Surely though, with components at $700 I could find some place willing to build it for me for like $300, right? Everyone tells me its easy, so that should be an easy $300. Except… not so much. Oh wait, this computer looks pretty cool. Hmm, let me check out the comments.
I don’t know what to do anymore. Maybe I shouldn’t scrimp on a computer. My current computer was like $1400 at the time, so maybe I should look at the higher end machines and just go for it.
Wow… look at this $1600 machine. Liquid cooling is badass. Alright, having the liquid cooling leak all over the inside of the computer during shipping sounds less cool in the comments. I suppose I could at least look at the Youtube video they provided.

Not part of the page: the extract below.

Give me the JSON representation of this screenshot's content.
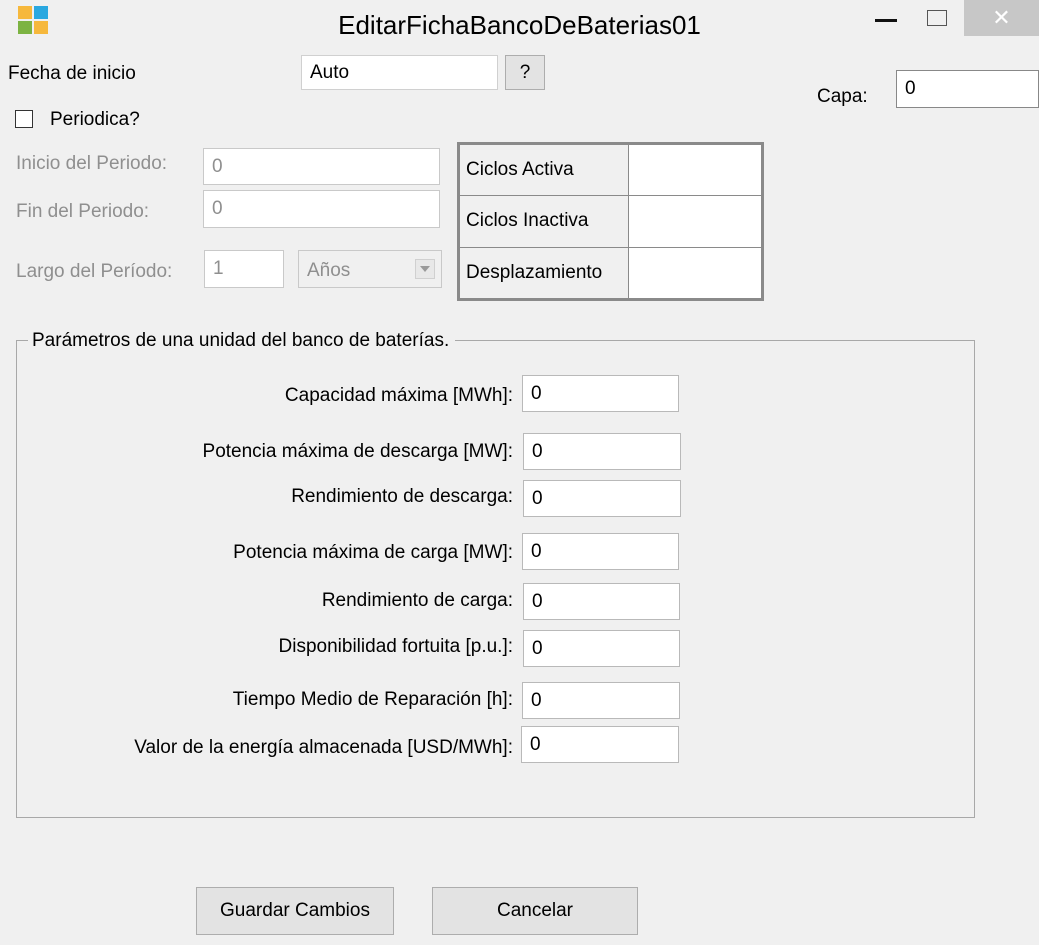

Holy mother of Christ, is that Asian chick just tiny or is that case really the size of a goddamn diesel generator?
You know what? I can’t do it. I just can’t. That thing costs about 1/4th of what I spent on my car, and is about 1/4th the size of the car to boot – at this point, I would be shopping for a new desk just to have somewhere to place a computer, a new chair to fit the desk, and renting a crane to lower the case through a recently installed skylight. All the while praying to any god that would listen so that some component I cannot begin to touch without frying it did not come loose in shipping.
I can troubleshoot software no problem. But I know just enough about hardware to know I will A) screw it up building it myself, B) get screwed buying pre-built machines on the cheap, or C) get screwed buying expensive pre-built machines only 1% better than the half-priced prior generation machines.
Stage 5: Repeat Stages 1-4.
Until I break down and buy something from Best Buy simply because it offers the safety of having a physical location to direct my ire. Not that any of them ever have an idea of what they’re talking about, aside from sending the computer off to Asscrack, Alaska for the next eight weeks.
But hey, the devil you know…
*For given amounts of fine. For example, my audio-out only delivers sound from the left speaker. Headphones work fine, but I have bought 3 different sets of external speakers over the years, and all of them had the same problem. Of course, none of the audio cables fit in all the way, but I’m tired of spending $20 a pop guessing.